Montag, 25. April 2022Über 9.500 freiwillige Stunden für Überwachung von Natur und Umwelt geleistet
Im GH Hammerschmied in Ranten versammelten sich am Samstagvormittag, (23.4.) eine Vielzahl der im Bezirk Murau tätigen Mitglieder in der Berg- und Naturwacht. Umrahmt wurde die Tagung von einer Musikgruppe mit Willi Bischof aus Rinegg. Bez. Einsatzleiter Johann Tanner aus Murau konnte dazu auch Vizebgm. von Ranten Markus Spreitzer, Landtagspräsidentin Manuela Khom, BH-Hofrat Florian Waldner und Landeseinsatzleiter Fritz Unterweger sowie Josef Pirker als Vertreter der Naturfreunde begrüßen.

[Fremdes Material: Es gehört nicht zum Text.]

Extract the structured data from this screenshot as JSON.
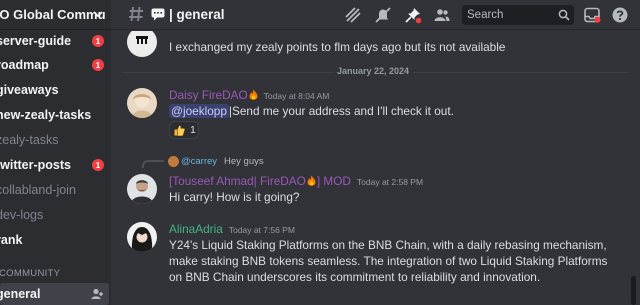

Viele Aufgaben sind zu erfüllen
Im Bezirk Murau gibt es 12 Ortseinsatzstellen mit 202 vereideten Berg- und Naturwächtern, 22 sind Gewässeraufsichtsorgane, 29 sind in Ausbildung, 11 Mitglieder sind Schlangenbeauftragte, 14 für Motorsportveranstaltungen zuständig, 2 abfallkundige Organe und 2 ausgebildete Baumkontrollohre sind im Team der Berg- und Naturwacht. An Aufgaben fehlt es nicht für die Frauen und Männer im Bezirk Murau: 10 Naturschutzgebiete, 10 geschützte Landschaftsteile, 39 Naturdenkmäler davon 34 Bäume, 5 Klamm in Predlitz und St. Lambrecht, Günster- und Fischsee Wasserfall du Gletscher, 4 Landschaftsschutzgebiete – Furnterteich, Grebenzen, Sölkpass – Schladminger Tauern, Wölzer Tauern, 4 geschützte Höhlen – Puxerloch, Bischofsloch, Gletscherhöhle und Wildes Loch, 10 Europaschutzgebiete – Natura 2000 Gebiete, zudem zählt die Kennzeichnung der Schutzgebiete, Nitrat Aktionsprogramm Verordnung und Schutz der fließenden und stehenden Gewässer zu den Aufgaben der Naturschützer.
Mehr als 9.500 Einsatzstunden ehrenamtlich
Obwohl Corona an 35 % weniger Veranstaltungen, Dienstbesprechungen, Einsätze und Projektarbeiten mit sich brachte, es waren dennoch über 9.500 Einsatzstunden, die aufgebracht wurden, zudem wurden dafür fast 22.900 km mit eigenem Auto zu den Einsatzorten gefahren. Im Vergleich dazu waren es 2019 noch 14.500 Stunden und 41.650 km. Letztes Jahr hat jeder der Bergwächter 51 Stunden bzw. 6,4 Manntage pro Jahr ehrenamtlich im Dienste von Schutz der Natur und Umwelt geleistet.
Bez. Einsatzleiter gab Einblick auf die Schwerpunkte im Arbeitsprogramm: Begehungen von Naturschutzgebieten mit Überwachungskontrollen, Artenschutz, jährliche lückenlose Begehung der Landschutzgebieten, geschützten Landschatzsteilen, Überprüfung von Naturdenkmälern, Umsetzung behördlicher Aufträge, Aus- und Weiterbildung und Ausbildung von Anwärterinnen und Anwärter.
Feierliche Angelobung von neuen Berg- und Naturwächtern
Coronabedingt wurde letztes Jahr die Angelobung im kleinen Rahmen durchgeführt: Siegfried Schweiger, Alexandra Petermann, Klaus Petermann, Johann Dröscher, Martin Flatschacher, Thomas Krampl, Nathalie Juritsch, Alexander Ritscher, Bernd König, Rene Spreitzer, Stefan Tschaudi, Reinhold Dröscher, Wolfgang Leitner, Michael Breitner, Anja Wallner, Rupert Siebenhofer und Karin Höfl. Am Samstag offiziell angelobt wurden: Stefanie Fritz, Simone Preis, Manuela Schaffer, Irene Zechner, Maria Johanna Hasler, Christian Esterl, Wolfgang Haid, Franz Stock, Michael Hölbling, Philipp Leitner, Ulrich Gridl und Patrick Hellmich.
Geehrt wurden für 10 bis 60 Jahre im Dienst der Berg- und Naturwacht eine größere Zahl von Mitgliedern, für 60 Jahre Franz Gucher aus St. Lambrecht und das EZ in Silber wurde Rupert Maier aus Mühlen verliehen.
Anita Galler
Bildtext:
Die neu angelobten Mitglieder der Berg- und Naturwacht im Bezirk Murau, links im Bild Landeseinsatzleiter Fritz Stockreiter und dahinter BH-Hofrat Florian Waldner.